Today was my first time back at service after a 3-week’s absence and how wonderful it
felt to be back worshipping and praying in our community!
As it is Remembrance Sunday, we spent some time reflecting on the sacrifice made by
so many so often to assure our freedom. This freedom from war and totalitarianism
that we enjoy in Canada was continued and expanded upon in Andrew’s sermon.
The text comes from our continuing study of the Gospel of Saint Mark – today was
chapter 5, 1-20 – the story of the Madman and Jesus’ healing. In our translation
the demon announces: “My name is Legion,” and in mine (The Message), it’s
rendered “My name is Mob. I’m a rioting mob.” This illustrates one of the reasons
that I really like The Message translation – it sounds much more immediate to my
As Andrew pointed out, this story is really all about Jesus and His power to heal, but
the other characters in the story are instructive as the reader (or at least this reader)
relates to them more easily.
I am not admitting here to multiple personality disorder, but there have been times
when I have felt like there is a rioting mob within – conflicting values, pressures,
priorities, etc. The resolution to these feelings is, of course, prayer and faith in
the healing power of Christ in our lives. Perhaps not as directly as the Madman
experienced, but the power of the everlasting means exactly this.

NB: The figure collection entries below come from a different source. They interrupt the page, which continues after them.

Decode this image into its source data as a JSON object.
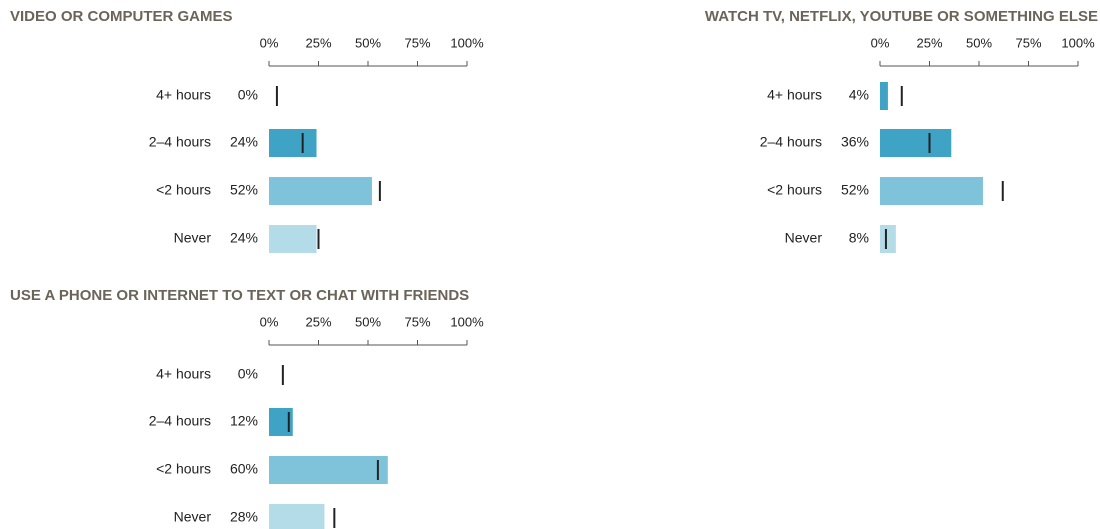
{
  "chart_data": [
    {
      "type": "bar",
      "orientation": "horizontal",
      "title": "VIDEO OR COMPUTER GAMES",
      "categories": [
        "4+ hours",
        "2–4 hours",
        "<2 hours",
        "Never"
      ],
      "values": [
        0,
        24,
        52,
        24
      ],
      "value_labels": [
        "0%",
        "24%",
        "52%",
        "24%"
      ],
      "markers": [
        4,
        17,
        56,
        25
      ],
      "colors": [
        "#3fa3c5",
        "#3fa3c5",
        "#7ec3da",
        "#b4dbe8"
      ],
      "xlim": [
        0,
        100
      ],
      "xticks": [
        {
          "value": 0,
          "label": "0%"
        },
        {
          "value": 25,
          "label": "25%"
        },
        {
          "value": 50,
          "label": "50%"
        },
        {
          "value": 75,
          "label": "75%"
        },
        {
          "value": 100,
          "label": "100%"
        }
      ]
    },
    {
      "type": "bar",
      "orientation": "horizontal",
      "title": "WATCH TV, NETFLIX, YOUTUBE OR SOMETHING ELSE",
      "categories": [
        "4+ hours",
        "2–4 hours",
        "<2 hours",
        "Never"
      ],
      "values": [
        4,
        36,
        52,
        8
      ],
      "value_labels": [
        "4%",
        "36%",
        "52%",
        "8%"
      ],
      "markers": [
        11,
        25,
        62,
        3
      ],
      "colors": [
        "#3fa3c5",
        "#3fa3c5",
        "#7ec3da",
        "#b4dbe8"
      ],
      "xlim": [
        0,
        100
      ],
      "xticks": [
        {
          "value": 0,
          "label": "0%"
        },
        {
          "value": 25,
          "label": "25%"
        },
        {
          "value": 50,
          "label": "50%"
        },
        {
          "value": 75,
          "label": "75%"
        },
        {
          "value": 100,
          "label": "100%"
        }
      ]
    },
    {
      "type": "bar",
      "orientation": "horizontal",
      "title": "USE A PHONE OR INTERNET TO TEXT OR CHAT WITH FRIENDS",
      "categories": [
        "4+ hours",
        "2–4 hours",
        "<2 hours",
        "Never"
      ],
      "values": [
        0,
        12,
        60,
        28
      ],
      "value_labels": [
        "0%",
        "12%",
        "60%",
        "28%"
      ],
      "markers": [
        7,
        10,
        55,
        33
      ],
      "colors": [
        "#3fa3c5",
        "#3fa3c5",
        "#7ec3da",
        "#b4dbe8"
      ],
      "xlim": [
        0,
        100
      ],
      "xticks": [
        {
          "value": 0,
          "label": "0%"
        },
        {
          "value": 25,
          "label": "25%"
        },
        {
          "value": 50,
          "label": "50%"
        },
        {
          "value": 75,
          "label": "75%"
        },
        {
          "value": 100,
          "label": "100%"
        }
      ]
    }
  ]
}
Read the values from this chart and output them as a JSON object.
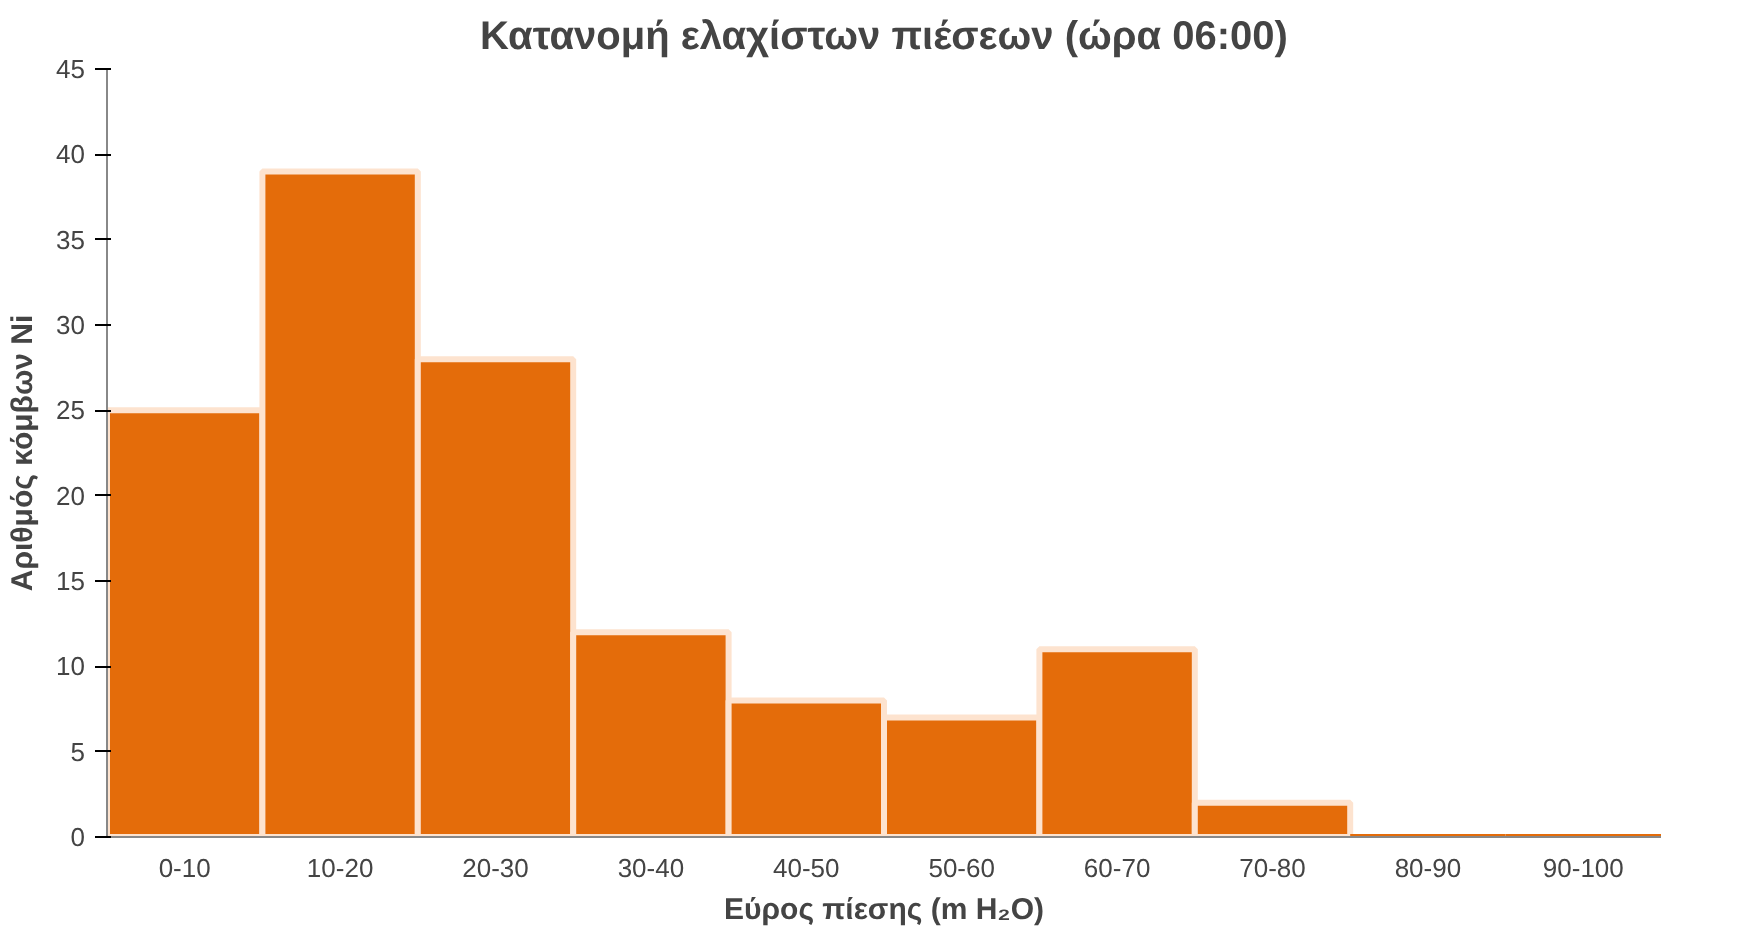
{
  "chart_data": {
    "type": "bar",
    "title": "Κατανομή ελαχίστων πιέσεων (ώρα 06:00)",
    "xlabel": "Εύρος πίεσης (m H₂O)",
    "ylabel": "Αριθμός κόμβων Ni",
    "categories": [
      "0-10",
      "10-20",
      "20-30",
      "30-40",
      "40-50",
      "50-60",
      "60-70",
      "70-80",
      "80-90",
      "90-100"
    ],
    "values": [
      25,
      39,
      28,
      12,
      8,
      7,
      11,
      2,
      0,
      0
    ],
    "color": "#e46c0a",
    "ylim": [
      0,
      45
    ],
    "yticks": [
      0,
      5,
      10,
      15,
      20,
      25,
      30,
      35,
      40,
      45
    ],
    "grid": false
  }
}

The other characters in the story are the farmers tending the pigs. When the demons
inhabit the pigs, freeing the Madman, they die, thus depriving the farmers of their
livelihood, or at least a part thereof. They react, to my mind, logically – they are angry
with Jesus and demand that He leave. They are afraid – of loss, of a terribly strange
occurrence, and perhaps most keenly, of having to adjust to the healed person “no
longer a walking madhouse of a man.”
The challenge that this story leaves with the reader is two-fold – how do we, after
having experienced the healing power of Christ, go forward; and how do others, in
the wake of changed circumstances, adjust. The answer in Mark is that the madman
preached and became “the talk of the town.” Mark does not provide an answer to
how the community reacted, but perhaps the answer is in Andrew’s exhortation to
generosity in all ways that we can.
It was a great day for me to return to service and I hope to work through the response
demanded by this story in the coming week.